Roman Karmazin nach spektakulärem Kampf knapp gescheitert

Sebastian Sylvester hat vor 4.500 Zuschauern im Jahnsportforum Neubrandenburg seinen IBF-Titel im Mittelgewicht erfolgreich verteidigt. Gegen den russischen Pflichtherausforderer Roman Karmazin rettete er durch ein glückliches Unentschieden nach zwölf Runden seinen Gürtel. Erstaunlich waren die enormen Differenzen in den Wertungen der drei Punktrichter. Während nämlich John Duke Lawson aus den USA den Champion mit 118:111 klar in Front sah, notierte sein Landsmann Matthew Podgorski 111:117 und der Kanadier Pasquale Procopio kam auf 114:114. Bei der ARD verfolgten im Schnitt 3,31 Millionen Zuschauer den Kampf, die für eine Marktanteil von 26 Prozent sorgten.

Beide Kontrahenten gingen von Beginn an ein hohes Tempo. Karmazin war zunächst aktiver, doch gelangen dem 29 Jahre alten Greifswalder, der vom Publikum wie immer stürmisch angefeuert wurde, die ersten Treffer. Dies setzte sich auch in der zweiten Runde fort, die der zehn Zentimeter kleinere Champion mit seiner Führhand gestaltete, während der Russe mit einer Serie von Haken das Seine zu einem turbulenten Auftakt beitrug. In Runde drei ging der 37 Jahre alte Herausforderer variabler zu Werke und hatte gute Momente, worauf das Kampfgeschehen zunächst ausgewogen wirkte.

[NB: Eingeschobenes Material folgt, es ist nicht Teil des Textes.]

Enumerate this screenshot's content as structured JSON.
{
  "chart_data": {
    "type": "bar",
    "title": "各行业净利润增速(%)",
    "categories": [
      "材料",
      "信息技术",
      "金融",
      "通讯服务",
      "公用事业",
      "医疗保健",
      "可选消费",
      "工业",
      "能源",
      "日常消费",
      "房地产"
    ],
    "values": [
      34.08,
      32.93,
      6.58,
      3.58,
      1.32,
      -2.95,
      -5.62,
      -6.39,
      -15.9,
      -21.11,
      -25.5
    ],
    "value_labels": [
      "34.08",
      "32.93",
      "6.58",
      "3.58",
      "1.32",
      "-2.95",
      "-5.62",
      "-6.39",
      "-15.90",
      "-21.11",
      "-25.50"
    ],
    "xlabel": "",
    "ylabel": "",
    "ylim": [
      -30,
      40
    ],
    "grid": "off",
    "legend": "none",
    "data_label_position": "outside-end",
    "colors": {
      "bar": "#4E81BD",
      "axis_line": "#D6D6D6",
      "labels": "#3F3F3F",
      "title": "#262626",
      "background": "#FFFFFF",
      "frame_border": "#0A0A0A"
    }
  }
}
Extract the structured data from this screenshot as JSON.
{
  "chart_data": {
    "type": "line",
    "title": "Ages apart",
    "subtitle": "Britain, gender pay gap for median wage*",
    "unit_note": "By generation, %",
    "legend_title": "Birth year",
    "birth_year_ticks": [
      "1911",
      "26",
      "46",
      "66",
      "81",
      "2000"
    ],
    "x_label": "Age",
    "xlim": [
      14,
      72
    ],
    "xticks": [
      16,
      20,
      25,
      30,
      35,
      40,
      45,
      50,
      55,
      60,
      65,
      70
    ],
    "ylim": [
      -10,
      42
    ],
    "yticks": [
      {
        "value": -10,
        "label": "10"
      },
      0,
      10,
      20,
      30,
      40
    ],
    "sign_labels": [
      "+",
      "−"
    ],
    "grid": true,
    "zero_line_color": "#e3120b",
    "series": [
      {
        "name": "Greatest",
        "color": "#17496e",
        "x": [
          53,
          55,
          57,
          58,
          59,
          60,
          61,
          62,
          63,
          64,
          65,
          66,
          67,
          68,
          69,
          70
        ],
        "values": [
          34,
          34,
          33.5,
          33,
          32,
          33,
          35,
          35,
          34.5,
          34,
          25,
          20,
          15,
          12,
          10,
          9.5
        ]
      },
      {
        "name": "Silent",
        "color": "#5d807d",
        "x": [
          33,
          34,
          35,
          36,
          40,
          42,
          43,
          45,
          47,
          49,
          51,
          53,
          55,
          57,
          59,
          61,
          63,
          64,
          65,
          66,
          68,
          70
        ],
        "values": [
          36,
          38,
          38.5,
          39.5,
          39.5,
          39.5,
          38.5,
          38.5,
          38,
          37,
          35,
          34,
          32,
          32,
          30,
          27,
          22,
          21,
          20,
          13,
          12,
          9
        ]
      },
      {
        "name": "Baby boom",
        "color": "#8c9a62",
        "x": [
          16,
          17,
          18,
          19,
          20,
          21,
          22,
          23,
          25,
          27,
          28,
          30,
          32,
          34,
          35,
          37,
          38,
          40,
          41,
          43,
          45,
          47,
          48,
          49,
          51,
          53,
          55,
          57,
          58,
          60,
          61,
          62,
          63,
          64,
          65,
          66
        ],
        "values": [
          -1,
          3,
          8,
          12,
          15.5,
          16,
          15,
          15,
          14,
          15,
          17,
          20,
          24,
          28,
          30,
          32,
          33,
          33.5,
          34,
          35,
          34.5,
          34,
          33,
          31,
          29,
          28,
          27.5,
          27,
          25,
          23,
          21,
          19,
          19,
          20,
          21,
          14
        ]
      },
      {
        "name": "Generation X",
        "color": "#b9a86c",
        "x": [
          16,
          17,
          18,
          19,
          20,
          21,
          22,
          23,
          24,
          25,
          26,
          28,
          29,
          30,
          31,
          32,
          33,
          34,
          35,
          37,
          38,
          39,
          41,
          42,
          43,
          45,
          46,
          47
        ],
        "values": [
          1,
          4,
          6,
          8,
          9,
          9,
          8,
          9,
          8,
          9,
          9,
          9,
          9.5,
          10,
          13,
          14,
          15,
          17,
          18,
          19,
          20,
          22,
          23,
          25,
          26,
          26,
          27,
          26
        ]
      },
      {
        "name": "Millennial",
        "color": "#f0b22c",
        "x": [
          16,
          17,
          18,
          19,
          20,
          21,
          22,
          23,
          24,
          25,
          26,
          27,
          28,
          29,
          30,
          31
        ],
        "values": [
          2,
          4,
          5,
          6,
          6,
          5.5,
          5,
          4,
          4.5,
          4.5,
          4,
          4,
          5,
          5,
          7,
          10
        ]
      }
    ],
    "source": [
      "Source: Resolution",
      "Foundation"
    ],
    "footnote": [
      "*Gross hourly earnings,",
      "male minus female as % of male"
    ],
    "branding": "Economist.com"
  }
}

Mit fortschreitender Kampfdauer übernahm Karmazin zunehmend die Regie und setzte häufiger Treffer. Sylvester konnte sich seltener gegen den erfahrenen Gegner durchsetzen, mit dessen linker Führhand er reichlich Probleme hatte. Erst in den letzten Durchgängen gewann der Titelverteidiger die Oberhand und traf Karmazin kurz vor Ende der neunten Runden mit einer schwerer Rechten. Vom Publikum vorangetragen boxte Sylvester nun wie beflügelt und zeigte sehenswerte Kombinationen, worauf der inzwischen deutlich gezeichnete Herausforderer im elften Durchgang sogar angeschlagen wirkte. Karmazin mobilisierte allerdings in der letzten Runde noch einmal die verbliebenen Kräfte und drang vehement auf den Titelverteidiger ein, der diese Angriffe jedoch bis zum Schlußgong überstand.

Nach dieser erfolgreichen ersten Pflichtverteidigung steht Sylvesters Bilanz bei 33 Siegen, drei Niederlagen und einem Unentschieden. Roman Karmazin, der in Los Angeles lebt, hat 40 Kämpfe gewonnen, drei verloren, zwei unentschieden und einen ohne Wertung beendet.

Wie Sebastian Sylvester hinterher berichtete, sei er diesmal sehr nervös gewesen. Er habe sich mit einer oder zwei Runden in Führung gesehen und am Ende als Sieger gefühlt, doch sei der Kampf sehr eng verlaufen. Wieder habe sich die Unterstützung des Publikums insbesondere gegen Ende ausgezahlt, als ihn die Zuschauer noch einmal euphorisch anfeuerten und dafür sorgten, daß er die Initiative zurückeroberte.

Roman Karmazin, der früher IBF-Weltmeister im Superweltergewicht war, beanspruchte den Sieg für sich: "Natürlich habe ich diesen Kampf gewonnen. Aber wenn man nach Deutschland kommt, hat man wenig Siegchancen", sagte Karmazin verbittert, der sich um den Titel betrogen fühlte. Sein Promoter forderte einen Rückkampf, da das Ergebnis so knapp gewesen sei.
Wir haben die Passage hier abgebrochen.